Griffin Parry detects a sea change in the way software-as-service companies charge their customers. As he sees it, increasing numbers of vendors regard pricing as a strategic lever as they compete for business in a crowded marketplace. In particular, instead of charging fixed subscriptions based on an agreed number of users, they are adopting more flexible usage-based pricing models. “The problem,” he says, “Is that usage-based pricing is difficult to do.”
Parry – along with partner John Griffin – is co-founder of M3ter, a London-based startup specializing in usage-based pricing. Launched in 2022, the company has just raised $14 million in Series A funding to expand its operations in the U.S. and introduce new analytics-based decisioning features.
And you could see this is a bold move. The concept of usage-based pricing has gained traction over the past couple of years M3ter is not the only platform provider in the pricing game. But Parry sees a rising tide of demand and an appetite for workable solutions and that creates opportunities for specialist startups.
Market Tailwinds
In a report published in September 2022, consultancy Bain & Company noted that charging based on usage rather than subscription was “fueling some of the fastest-growing and highest-value SaaS companies,” Snowflake, Datadog and Twilio were among those cited in the report.
It’s a simple enough concept. Traditionally, software-as-service has been sold on a subscription model, with the price staying fixed, unless the plan is changed. The usage-based approach model allows users more flexibility. This might mean cutting down on costs if usage drops or, conversely, the ability to scale up their use of the software – and pay a bit more – when required.
Now that sounds pretty straightforward. After all, it’s a model we may well be accustomed to as consumers when we pay for metered water, electricity or phone calls. So why is this a growth market, providing opportunities for startups such as M3ter?
Parry says there are some helpful tailwinds in the market.
Product Led Growth
“The rise of product-led growth is helping,” he says. Over the past few years, it’s become easier – although by no means that easy – for vendors of all sizes to sell to enterprise customers by finding corners of the organization that are willing to try out a product, often on a free-trial or freemium basis. The idea is that once some people start using it, others within organizations will follow. A usage-based approach to pricing can be helpful, not least because it allows end users to scale up usage relatively easily.
Then there is the macro-economic situation. We are living through difficult economic times. Buyers of software products are looking more closely at pricing. In particular, they are looking for pricing models to suit their needs.
But here’s the question.

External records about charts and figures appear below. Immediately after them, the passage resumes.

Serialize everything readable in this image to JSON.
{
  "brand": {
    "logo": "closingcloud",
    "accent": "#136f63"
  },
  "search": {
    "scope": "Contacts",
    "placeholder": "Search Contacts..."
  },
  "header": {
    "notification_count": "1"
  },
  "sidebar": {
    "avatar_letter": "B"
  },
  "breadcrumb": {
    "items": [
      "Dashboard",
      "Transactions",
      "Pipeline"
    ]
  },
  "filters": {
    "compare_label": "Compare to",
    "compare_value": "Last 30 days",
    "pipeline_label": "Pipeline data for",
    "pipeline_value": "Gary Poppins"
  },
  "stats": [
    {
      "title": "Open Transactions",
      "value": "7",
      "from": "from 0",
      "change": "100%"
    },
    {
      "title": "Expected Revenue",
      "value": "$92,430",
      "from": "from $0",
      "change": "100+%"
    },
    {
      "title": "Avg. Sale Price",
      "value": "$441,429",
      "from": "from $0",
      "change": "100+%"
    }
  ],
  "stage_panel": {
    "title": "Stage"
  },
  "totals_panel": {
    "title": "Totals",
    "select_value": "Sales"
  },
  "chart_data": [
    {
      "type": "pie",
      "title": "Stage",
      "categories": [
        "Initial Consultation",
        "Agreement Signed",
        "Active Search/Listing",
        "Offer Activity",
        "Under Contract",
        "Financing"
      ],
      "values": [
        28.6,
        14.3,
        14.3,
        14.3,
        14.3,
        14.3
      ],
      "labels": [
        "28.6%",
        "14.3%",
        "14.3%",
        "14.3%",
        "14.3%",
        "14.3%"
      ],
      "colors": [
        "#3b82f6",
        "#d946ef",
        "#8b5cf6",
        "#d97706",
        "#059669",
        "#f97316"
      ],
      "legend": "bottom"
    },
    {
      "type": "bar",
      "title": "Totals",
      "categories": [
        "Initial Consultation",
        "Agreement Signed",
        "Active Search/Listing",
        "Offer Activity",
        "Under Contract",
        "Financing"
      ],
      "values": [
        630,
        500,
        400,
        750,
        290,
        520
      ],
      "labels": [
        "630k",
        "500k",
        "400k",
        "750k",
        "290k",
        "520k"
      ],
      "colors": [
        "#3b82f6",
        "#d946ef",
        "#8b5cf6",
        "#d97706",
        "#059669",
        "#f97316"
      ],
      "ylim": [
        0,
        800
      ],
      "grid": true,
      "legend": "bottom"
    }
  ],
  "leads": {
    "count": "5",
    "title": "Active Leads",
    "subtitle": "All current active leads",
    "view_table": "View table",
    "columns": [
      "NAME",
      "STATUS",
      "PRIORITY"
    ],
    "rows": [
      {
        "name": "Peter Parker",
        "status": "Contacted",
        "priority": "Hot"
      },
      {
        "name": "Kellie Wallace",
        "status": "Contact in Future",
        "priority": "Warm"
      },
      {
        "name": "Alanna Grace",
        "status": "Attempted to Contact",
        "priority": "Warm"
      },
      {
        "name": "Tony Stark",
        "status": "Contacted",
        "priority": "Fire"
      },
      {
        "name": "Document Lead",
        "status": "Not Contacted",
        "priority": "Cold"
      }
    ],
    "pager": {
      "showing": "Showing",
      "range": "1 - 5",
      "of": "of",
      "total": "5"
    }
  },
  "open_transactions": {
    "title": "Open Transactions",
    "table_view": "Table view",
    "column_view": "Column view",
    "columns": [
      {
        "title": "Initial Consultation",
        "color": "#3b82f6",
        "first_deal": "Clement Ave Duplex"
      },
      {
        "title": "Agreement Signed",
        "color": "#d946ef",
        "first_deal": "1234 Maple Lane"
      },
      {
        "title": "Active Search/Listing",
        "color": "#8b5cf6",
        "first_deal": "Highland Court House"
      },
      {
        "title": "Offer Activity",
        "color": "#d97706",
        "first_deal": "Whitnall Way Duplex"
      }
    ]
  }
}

Given that usage-based pricing is not in itself a new concept and that aforementioned utilities are among those who have been doing it for years, why don’t SaaS companies simply build their own billing systems?
Pain Points
Parry acknowledges that there is more than one way to create a usage-based offer. “You can build your own platform or do it using a spreadsheet,” he says. “And in the past companies have had to do it for themselves.”
But, he argues, it’s not easy to get right. When running a previous company – Gamespark – Parry says he and co-owner John Griffin dabbled with usage-based pricing but it was difficult to do. When the company was sold to Amazon, he worked at AWS (Amazon Web Services). Again, he says he saw difficulties implementing a usage-focused approach.
One of the major challenges, he says, is to ensure that everyone has the usage data. That includes, not only billing departments but also customer facing staff. “Anyone who speaks to customers needs to have the data at their fingertips,” he says. It also needs to be transparent for customers. Unless they know why they are being charged a certain amount, they may not be happy. So any system needs to combine usage and price data and distribute it to whoever wants and needs it. “If you make errors, you get revenue leakage and a poor customer experience.”
Strategic Pricing
There are of course non-technical challenges around pricing. It may well be the case, a vendor can charge on a usage basis, but is that actually what the bulk of customers want? A subscription-based approach may be a bit of a blunt instrument, but it is predictable. Finance department personnel can sleep easy knowing that costs aren’t going to jump because of a spike in users.
Bain’s report found 80 percent of users saying usage pricing delivers services that are better aligned in price terms to the value they receive. But it is important to get the model right. That could be simple as pay-as-you-go or a model that moves the end user through tiers of payment depending on activity.
For his part, Parry acknowledges that he is not an expert in strategic pricing. The role of M3ter and its competitors is to provide their customers with the means to align pricing with the demands and requirements of users. Customers include Stedi, Sift and Clickhouse.
The Data opportunity
Parry also sees a data opportunity. Part of the Series A money will be spent on adding analytics features. As he sees it, the customer usage data can be deployed to underpin a huge amount of automated decision making around pricing.
Usage-based pricing is on the up. Parry says that in 2020, 34 percent of software companies used the model. Today it’s 61 percent. Uptake has been in part driven by the economic environment which has forced both users and vendors to focus on the cost equation. However, when the world economy improves, he believes the trend will continue.
For startup companies working in the software arena, the concept may help them with their product-led growth strategies. It also creates a growing market for flexible pricing enablers.